Draft fracking regulations released by GNWT avoid the main questions of whether or not we should be fracking at all, and whether or not the risks are acceptable to the public. It’s saying to the public, “we don’t care how controversial fracking is, we only want your input on how to oversee fracking projects that we will permit to go ahead.”
Premier McLeod has said repeatedly that this government devolved new authority so that Northerners can have a much stronger voice than when Ottawa was in the driver’s seat. Let’s examine what’s actually happening.
Northerners have repeatedly raised concerns to our government about fracking. The Dene Nation called for a moratorium on fracking in 2011; the Gwich’in Tribal Council banned fracking in 2013; the Sahtu Secretariat called for a comprehensive review in 2014; the Akaitcho Government called for a ban in 2014; 795 Northerners signed a petition calling on the GNWT in 2014 to require a full environmental assessment for any fracking applications; a Tulita petition in 2014 called for fracking applications be put to a vote in the Sahtu; the May 2014 ‘mock’ NWT Elders’ Parliament voted unanimously to place a moratorium on fracking until impacts are better understood; and over 800 Northerners have already signed an active petition calling for a moratorium until a comprehensive review of the risks has been completed.
Compare this with the government’s response, an arrogant claim that they (who have never done this before) are confident they can manage the risks of fracking – “trust us.”
As the government continues to ignore Northerners’ voices, concerns about this highly controversial practice only increase. Research on the impacts of fracking is maturing and being published. It demonstrates that the risks to water, human health and climate are not being successfully managed, and in fact we do not even understand or have the technology with which to manage them. Less than two weeks ago, New Brunswick joined the list of Canadian jurisdictions to ban fracking.

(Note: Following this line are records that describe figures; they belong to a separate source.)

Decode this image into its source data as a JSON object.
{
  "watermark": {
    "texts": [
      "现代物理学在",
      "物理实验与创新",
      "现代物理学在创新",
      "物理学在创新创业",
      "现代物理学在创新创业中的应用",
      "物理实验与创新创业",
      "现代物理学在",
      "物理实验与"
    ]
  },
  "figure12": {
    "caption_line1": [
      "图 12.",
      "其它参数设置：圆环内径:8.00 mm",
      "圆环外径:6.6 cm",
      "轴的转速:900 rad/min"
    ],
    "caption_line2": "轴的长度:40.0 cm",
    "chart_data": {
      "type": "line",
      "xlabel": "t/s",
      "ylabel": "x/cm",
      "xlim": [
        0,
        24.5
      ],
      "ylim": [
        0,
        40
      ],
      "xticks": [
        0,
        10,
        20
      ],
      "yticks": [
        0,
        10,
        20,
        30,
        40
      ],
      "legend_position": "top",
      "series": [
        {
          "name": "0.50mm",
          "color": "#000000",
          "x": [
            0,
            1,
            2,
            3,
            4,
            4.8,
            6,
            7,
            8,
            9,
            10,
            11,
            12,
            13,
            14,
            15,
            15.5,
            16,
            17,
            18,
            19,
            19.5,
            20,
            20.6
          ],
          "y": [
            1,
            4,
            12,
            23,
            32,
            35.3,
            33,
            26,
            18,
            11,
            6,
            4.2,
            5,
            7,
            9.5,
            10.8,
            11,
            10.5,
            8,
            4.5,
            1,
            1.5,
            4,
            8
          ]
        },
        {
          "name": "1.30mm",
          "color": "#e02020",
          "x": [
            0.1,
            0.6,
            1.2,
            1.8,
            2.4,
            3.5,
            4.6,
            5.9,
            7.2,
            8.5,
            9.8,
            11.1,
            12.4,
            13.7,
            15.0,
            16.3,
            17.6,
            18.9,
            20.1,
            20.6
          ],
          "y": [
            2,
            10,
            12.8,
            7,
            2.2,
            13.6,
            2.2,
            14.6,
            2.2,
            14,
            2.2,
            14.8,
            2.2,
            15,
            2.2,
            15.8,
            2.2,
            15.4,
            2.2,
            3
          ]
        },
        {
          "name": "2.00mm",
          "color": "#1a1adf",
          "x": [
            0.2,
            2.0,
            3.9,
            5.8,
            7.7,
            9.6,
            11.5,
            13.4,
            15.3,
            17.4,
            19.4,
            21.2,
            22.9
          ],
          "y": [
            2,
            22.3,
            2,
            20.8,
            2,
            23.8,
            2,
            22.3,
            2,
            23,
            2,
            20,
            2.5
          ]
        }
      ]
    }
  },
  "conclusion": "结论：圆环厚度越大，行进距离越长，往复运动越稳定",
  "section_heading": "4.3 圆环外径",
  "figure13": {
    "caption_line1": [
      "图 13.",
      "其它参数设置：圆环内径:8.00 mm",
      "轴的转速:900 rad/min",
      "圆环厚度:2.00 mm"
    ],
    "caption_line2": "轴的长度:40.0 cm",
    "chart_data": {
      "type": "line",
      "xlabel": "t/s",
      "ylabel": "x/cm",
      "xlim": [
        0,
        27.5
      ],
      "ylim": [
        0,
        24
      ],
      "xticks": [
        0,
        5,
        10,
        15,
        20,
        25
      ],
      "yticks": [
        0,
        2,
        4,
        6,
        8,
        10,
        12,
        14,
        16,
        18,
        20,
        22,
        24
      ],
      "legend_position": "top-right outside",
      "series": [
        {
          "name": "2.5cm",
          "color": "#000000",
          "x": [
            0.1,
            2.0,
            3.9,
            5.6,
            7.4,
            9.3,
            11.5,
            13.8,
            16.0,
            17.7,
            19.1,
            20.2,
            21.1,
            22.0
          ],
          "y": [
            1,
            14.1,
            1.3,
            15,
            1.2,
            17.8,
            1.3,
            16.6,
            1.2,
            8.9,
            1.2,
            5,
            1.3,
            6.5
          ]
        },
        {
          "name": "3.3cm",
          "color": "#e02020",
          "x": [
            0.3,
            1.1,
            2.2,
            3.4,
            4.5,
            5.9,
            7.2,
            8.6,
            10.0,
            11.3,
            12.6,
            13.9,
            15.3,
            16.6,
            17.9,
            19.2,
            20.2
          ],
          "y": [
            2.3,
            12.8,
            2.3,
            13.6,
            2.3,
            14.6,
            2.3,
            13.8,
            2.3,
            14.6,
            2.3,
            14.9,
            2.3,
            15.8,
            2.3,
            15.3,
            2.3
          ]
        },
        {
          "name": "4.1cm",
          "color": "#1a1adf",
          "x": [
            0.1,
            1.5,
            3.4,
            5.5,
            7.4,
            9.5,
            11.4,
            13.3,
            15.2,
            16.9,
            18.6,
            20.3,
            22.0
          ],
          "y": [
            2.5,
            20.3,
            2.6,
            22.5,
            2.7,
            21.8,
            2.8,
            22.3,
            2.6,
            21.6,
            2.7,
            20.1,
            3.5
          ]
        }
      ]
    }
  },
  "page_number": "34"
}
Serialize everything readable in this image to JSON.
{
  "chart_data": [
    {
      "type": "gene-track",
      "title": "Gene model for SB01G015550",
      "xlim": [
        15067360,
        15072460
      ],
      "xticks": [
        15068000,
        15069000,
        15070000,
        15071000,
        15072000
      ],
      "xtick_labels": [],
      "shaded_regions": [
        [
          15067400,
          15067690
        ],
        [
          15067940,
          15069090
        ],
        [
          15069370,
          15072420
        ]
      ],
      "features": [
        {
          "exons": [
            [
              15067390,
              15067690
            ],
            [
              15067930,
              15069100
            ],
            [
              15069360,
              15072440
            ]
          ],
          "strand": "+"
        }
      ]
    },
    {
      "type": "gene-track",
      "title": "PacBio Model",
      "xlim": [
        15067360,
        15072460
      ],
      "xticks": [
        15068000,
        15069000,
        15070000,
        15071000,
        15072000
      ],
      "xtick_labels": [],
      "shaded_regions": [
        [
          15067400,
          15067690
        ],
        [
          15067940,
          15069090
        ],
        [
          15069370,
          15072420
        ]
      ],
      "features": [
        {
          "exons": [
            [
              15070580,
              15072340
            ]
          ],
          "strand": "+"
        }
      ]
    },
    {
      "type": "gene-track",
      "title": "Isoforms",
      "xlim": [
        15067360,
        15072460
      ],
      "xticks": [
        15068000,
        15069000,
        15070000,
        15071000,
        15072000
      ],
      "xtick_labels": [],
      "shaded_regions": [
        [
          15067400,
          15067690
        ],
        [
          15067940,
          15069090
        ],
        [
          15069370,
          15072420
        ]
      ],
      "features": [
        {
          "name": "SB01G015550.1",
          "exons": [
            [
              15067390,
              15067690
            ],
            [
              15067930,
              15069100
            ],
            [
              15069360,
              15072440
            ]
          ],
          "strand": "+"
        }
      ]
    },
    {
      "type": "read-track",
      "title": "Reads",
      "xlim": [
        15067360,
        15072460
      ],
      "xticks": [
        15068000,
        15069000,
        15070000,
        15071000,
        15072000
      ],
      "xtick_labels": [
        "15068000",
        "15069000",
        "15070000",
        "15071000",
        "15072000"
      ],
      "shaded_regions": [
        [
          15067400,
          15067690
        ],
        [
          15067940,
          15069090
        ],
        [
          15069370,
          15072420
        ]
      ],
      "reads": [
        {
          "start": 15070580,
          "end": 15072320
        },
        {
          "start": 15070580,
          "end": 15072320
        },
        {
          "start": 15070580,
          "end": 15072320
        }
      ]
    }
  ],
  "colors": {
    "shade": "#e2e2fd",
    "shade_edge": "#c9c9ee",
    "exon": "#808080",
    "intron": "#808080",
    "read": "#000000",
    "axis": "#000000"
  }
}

Northerners’ concerns are legitimate on another important front. Scientists have stated in peer-reviewed studies such as the one by Christophe McGlade and Paul Ekins, in the January 2015 issue of the respected science journal Nature, that we must leave at least two-thirds of already known fossil fuel reserves in the ground and unburned if we are to avoid catastrophic climate change. This includes all those deposits in the Northwest Territories because of the high emissions cost of extraction and transportation. The government is on record in support of the science, yet continues to ignore these findings and act as if they do not exist. Their actions are out of sync with the science, the wishes of many Northerners and the well-being of our families and future generations.
The government’s focus on fossil fuel extraction as the main hope to drive our economy is short-sighted and misguided. Instead, we need an explicit plan and schedule to reduce our reliance on fossil fuels for both energy and economic needs, while building a truly sustainable energy and economic development strategy that will serve our families and communities for future generations.
The government says that it is looking “to engage” residents on its draft fracking regulations. I hope that people will take advantage of every opportunity to make their views known during the spring and early summer as community engagement proceeds. I hope they will firmly raise the big questions, like whether or not we should be fracking at all. And, I hope this time their comments will be heard.